这贞洁锁是叶絮清十二岁总角之年祖父请人帮忙制的,自那日起便他一直戴着。
这圭盒原本不该是这个大小,该是一开始教管爹爹丈量后的大小,只是爹爹不忍心他受苦偷偷请匠人制大了一些,让他省得了许多痛苦,即便如此,十五岁以后他的大小就远超圭盒的大小,戴着挤的慌不说,有时晨起更是胀痛难忍。
只是这锁环虽然精致,戴着却并不是那回事,私处的皮肉嫩,头两年常常被磨破磨肿,那南珠更是日日抵着,站着时还好,若是坐下,却难免有些硌人了。
顾凭栏小心的托着圭盒,锁孔在与南珠相接的地方,动作间不免误触到叶絮清的私物,将贞洁锁卸下来,顾凭栏眼睛眨也不眨的看着掌心粗长胀红的玉茎,玉茎的形状很漂亮,从一旁的床头柜上取下一只玉盒,挖出其中散发着淡淡香气的膏体,均匀的涂抹在茎身上。

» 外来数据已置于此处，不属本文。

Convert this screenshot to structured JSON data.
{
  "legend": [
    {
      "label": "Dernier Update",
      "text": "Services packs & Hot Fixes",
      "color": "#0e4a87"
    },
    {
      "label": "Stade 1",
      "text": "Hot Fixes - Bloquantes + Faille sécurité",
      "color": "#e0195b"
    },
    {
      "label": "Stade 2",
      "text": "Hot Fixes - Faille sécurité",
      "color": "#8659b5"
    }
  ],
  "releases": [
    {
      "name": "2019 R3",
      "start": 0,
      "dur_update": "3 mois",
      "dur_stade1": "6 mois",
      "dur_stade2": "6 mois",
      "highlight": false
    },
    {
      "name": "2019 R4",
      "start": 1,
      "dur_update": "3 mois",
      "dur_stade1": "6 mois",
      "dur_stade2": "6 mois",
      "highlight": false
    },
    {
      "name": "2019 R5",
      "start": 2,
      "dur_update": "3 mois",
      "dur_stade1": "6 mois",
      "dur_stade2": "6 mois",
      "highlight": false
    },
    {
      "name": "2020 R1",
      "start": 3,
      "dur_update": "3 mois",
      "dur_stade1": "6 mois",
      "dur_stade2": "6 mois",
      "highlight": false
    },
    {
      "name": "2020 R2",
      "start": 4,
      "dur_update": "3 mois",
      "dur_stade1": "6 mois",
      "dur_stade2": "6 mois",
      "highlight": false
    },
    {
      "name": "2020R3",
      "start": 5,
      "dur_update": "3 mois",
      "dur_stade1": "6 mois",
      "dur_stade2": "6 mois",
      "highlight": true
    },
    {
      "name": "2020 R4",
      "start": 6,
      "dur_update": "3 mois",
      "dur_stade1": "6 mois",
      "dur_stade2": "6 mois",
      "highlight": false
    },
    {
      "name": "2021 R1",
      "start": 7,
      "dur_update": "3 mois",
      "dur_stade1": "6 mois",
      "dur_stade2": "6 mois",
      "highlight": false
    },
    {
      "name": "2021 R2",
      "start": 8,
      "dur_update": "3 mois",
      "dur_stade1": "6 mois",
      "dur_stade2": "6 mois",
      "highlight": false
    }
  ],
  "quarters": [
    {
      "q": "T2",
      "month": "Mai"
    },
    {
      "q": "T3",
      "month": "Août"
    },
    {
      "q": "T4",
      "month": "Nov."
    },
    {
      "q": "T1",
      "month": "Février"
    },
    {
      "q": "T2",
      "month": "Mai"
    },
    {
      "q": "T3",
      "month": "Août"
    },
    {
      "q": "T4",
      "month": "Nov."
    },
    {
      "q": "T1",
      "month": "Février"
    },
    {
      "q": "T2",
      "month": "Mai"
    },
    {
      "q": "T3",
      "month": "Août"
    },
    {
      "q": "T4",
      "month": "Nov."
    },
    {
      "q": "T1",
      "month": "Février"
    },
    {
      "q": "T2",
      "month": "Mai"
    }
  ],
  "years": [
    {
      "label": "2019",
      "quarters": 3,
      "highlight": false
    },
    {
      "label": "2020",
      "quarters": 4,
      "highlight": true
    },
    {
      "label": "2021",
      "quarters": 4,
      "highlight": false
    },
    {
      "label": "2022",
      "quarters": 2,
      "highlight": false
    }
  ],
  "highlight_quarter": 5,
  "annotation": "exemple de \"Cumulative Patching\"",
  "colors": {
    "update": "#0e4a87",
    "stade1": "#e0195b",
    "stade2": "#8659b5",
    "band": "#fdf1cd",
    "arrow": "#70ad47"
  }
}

虽然成婚前,管教爹爹教过这些规矩,但嘴上说的,到底比不上看见的摸到的,叶絮清再这么稳重也不过是个未经人事的小公子,哪里受过这样的刺激,浑身上下如同火燎一般烧起来,落在脚踏上的玉足微蜷,嘴里发出小猫儿似的哼唧声。
“乖,别怕。”顾凭栏软声哄他,大红床幔被放下来,烛火的光被隔离在床幔之外,只留下影影绰绰的光影。
顾凭栏褪去了身上厚重的华服,指尖向下,摸到私处时已然是十分湿润,顾凭栏用两根手指微微撑开穴口,对准小少爷硬挺的玉茎将其纳入体内。